Ich hab mittlwerweile auch zugeschlagen...

Worms Ultimate Mayhem
Batmal Arkham Asylum
Batman Arkham City
Anno 2070

Also Arkham City ist ja der HAMMER! Anno auch


----------



## stawacz (16. Juli 2012)

Vordack schrieb:


> Ich hab mittlwerweile auch zugeschlagen...
> 
> Worms Ultimate Mayhem
> Batmal Arkham Asylum
> ...



jep AC und auch der erste sind richtig gut,,find nur das der abspann recht schnell daher kommt,,könnt länger gehen^^


----------



## sauerlandboy79 (16. Juli 2012)

stawacz schrieb:


> jep AC und auch der erste sind richtig gut,,find nur das der abspann recht schnell daher kommt,,könnt länger gehen^^


Ich glaub das trifft auf eine Vielzahl von Spielen zu: Es fehlt oftmals ein schöner, langer, beinah epischer Schluss.
Sieht man von den ständigen Cliffhangern ab, haben wir zuletzt die Enden der "Assassins Creed"-Teile am besten gefallen. Da wurde man nach getaner "Arbeit" noch für einige Minuten belohnt.


----------



## Mothman (16. Juli 2012)

Es ist einfach nur erbärmlich:



			Dieser Inhalt steht nur eingeloggten Mitgliedern zur Verfügung.
        



 

Was für ein Spiel ist es denn?


----------



## Enisra (16. Juli 2012)

Mothman schrieb:


> Was für ein Spiel ist es denn?


 
Dead Space 2


----------



## Mothman (16. Juli 2012)

Enisra schrieb:


> Dead Space 2


Achso. Wie laaaangweilig. Deshalb ist es vermutlich auch nicht bei mir verfügbar.


----------



## sauerlandboy79 (16. Juli 2012)

Enisra schrieb:


> Dead Space 2


Tja, hätte man SP und MP voneinander getrennt, hätte man jetzt absahnen können.
Mir egal, habs schon kurz nach Release recht günstig geholt. Eine der ganz wenigen Ausnahmen wo ich keine Geduld zeigen konnte.


----------



## Birdynator (16. Juli 2012)

Mothman schrieb:


> Achso. Wie laaaangweilig. Deshalb ist es vermutlich auch nicht bei mir verfügbar.

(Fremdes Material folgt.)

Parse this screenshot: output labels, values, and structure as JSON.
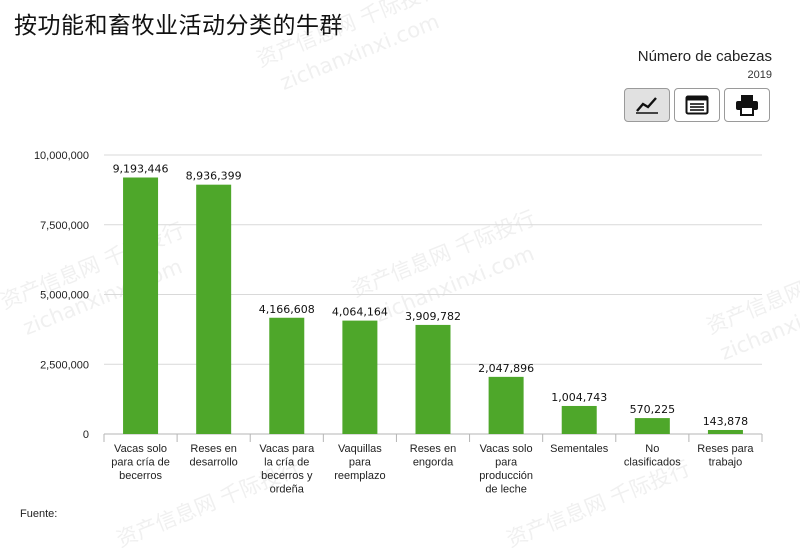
{
  "page": {
    "title": "按功能和畜牧业活动分类的牛群"
  },
  "header": {
    "unit_title": "Número de cabezas",
    "year": "2019"
  },
  "toolbar": [
    {
      "name": "line-chart-button",
      "icon": "line-chart-icon",
      "active": true
    },
    {
      "name": "table-view-button",
      "icon": "table-icon",
      "active": false
    },
    {
      "name": "print-button",
      "icon": "printer-icon",
      "active": false
    }
  ],
  "colors": {
    "bar": "#4ea72a",
    "grid": "#d9d9d9",
    "axis": "#b5b5b5"
  },
  "chart_data": {
    "type": "bar",
    "categories": [
      [
        "Vacas solo",
        "para cría de",
        "becerros"
      ],
      [
        "Reses en",
        "desarrollo"
      ],
      [
        "Vacas para",
        "la cría de",
        "becerros y",
        "ordeña"
      ],
      [
        "Vaquillas",
        "para",
        "reemplazo"
      ],
      [
        "Reses en",
        "engorda"
      ],
      [
        "Vacas solo",
        "para",
        "producción",
        "de leche"
      ],
      [
        "Sementales"
      ],
      [
        "No",
        "clasificados"
      ],
      [
        "Reses para",
        "trabajo"
      ]
    ],
    "values": [
      9193446,
      8936399,
      4166608,
      4064164,
      3909782,
      2047896,
      1004743,
      570225,
      143878
    ],
    "value_labels": [
      "9,193,446",
      "8,936,399",
      "4,166,608",
      "4,064,164",
      "3,909,782",
      "2,047,896",
      "1,004,743",
      "570,225",
      "143,878"
    ],
    "yticks": [
      0,
      2500000,
      5000000,
      7500000,
      10000000
    ],
    "ytick_labels": [
      "0",
      "2,500,000",
      "5,000,000",
      "7,500,000",
      "10,000,000"
    ],
    "ylim": [
      0,
      10000000
    ],
    "grid": true
  },
  "footer": {
    "source_label": "Fuente:"
  },
  "watermarks": [
    "资产信息网 千际投行",
    "zichanxinxi.com"
  ]
}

 Benutz den Link um den Steam Store Von Österreich aufzurufen, da kannste zwar die Spiele nicht kaufen, aber du kannst wenigstens sehen was es ist 

Welcome to Steam


----------



## Lokinchen (16. Juli 2012)

achtung beim strategy first pack. nur müll darunter. besser man kauft sich die games, die man haben wil einzeln, über 90% ist game-mist. wenn ich könnte würdei ch das geld zurückverlangen.


----------



## sauerlandboy79 (16. Juli 2012)

So, Mittagspause. Jetzt kann ich mal von A - Z alles durchforsten und schauen, ob ich was Günstiges und Passendes für mich finde.


----------



## Enisra (16. Juli 2012)

sauerlandboy79 schrieb:


> So, Mittagspause. Jetzt kann ich mal von A - Z alles durchforsten und schauen, ob ich was Günstiges und Passendes für mich finde.


 
ich wäre ja für den Train Simulator


----------



## sauerlandboy79 (16. Juli 2012)

Enisra schrieb:


> ich wäre ja für den Train Simulator


Ich suche was zum Zocken, schlafen kann ich auch nachts...


----------



## Mothman (16. Juli 2012)

Mmh. Serious Sam 3 könnte mich ja mal locken, aber mir sind 10 Euro ehrlich gesagt noch zu teuer. Weil ich muss das Spiel nicht haben.
Ansonsten ist für mich im Moment nichts dabei, was mich interessiert und noch nicht besitze. 

EDIT:
Oder was nicht "gewaltgemindert" ist.^^


----------



## Enisra (16. Juli 2012)

sauerlandboy79 schrieb:


> Ich suche was zum Zocken, schlafen kann ich auch nachts...


 
naja, Portal ist dir ja zu viel nachdenken, da dachte ich halt an was schön entspannendes, so ein paar Ladungen Kohle nach Barstow fahren, herrlich 

neja, Borderlands wär nen nette Coopspiel oder Deus Ex oder die PopCap-Sammlung


----------



## sauerlandboy79 (16. Juli 2012)

Enisra schrieb:


> naja, Portal ist dir ja zu viel nachdenken, ...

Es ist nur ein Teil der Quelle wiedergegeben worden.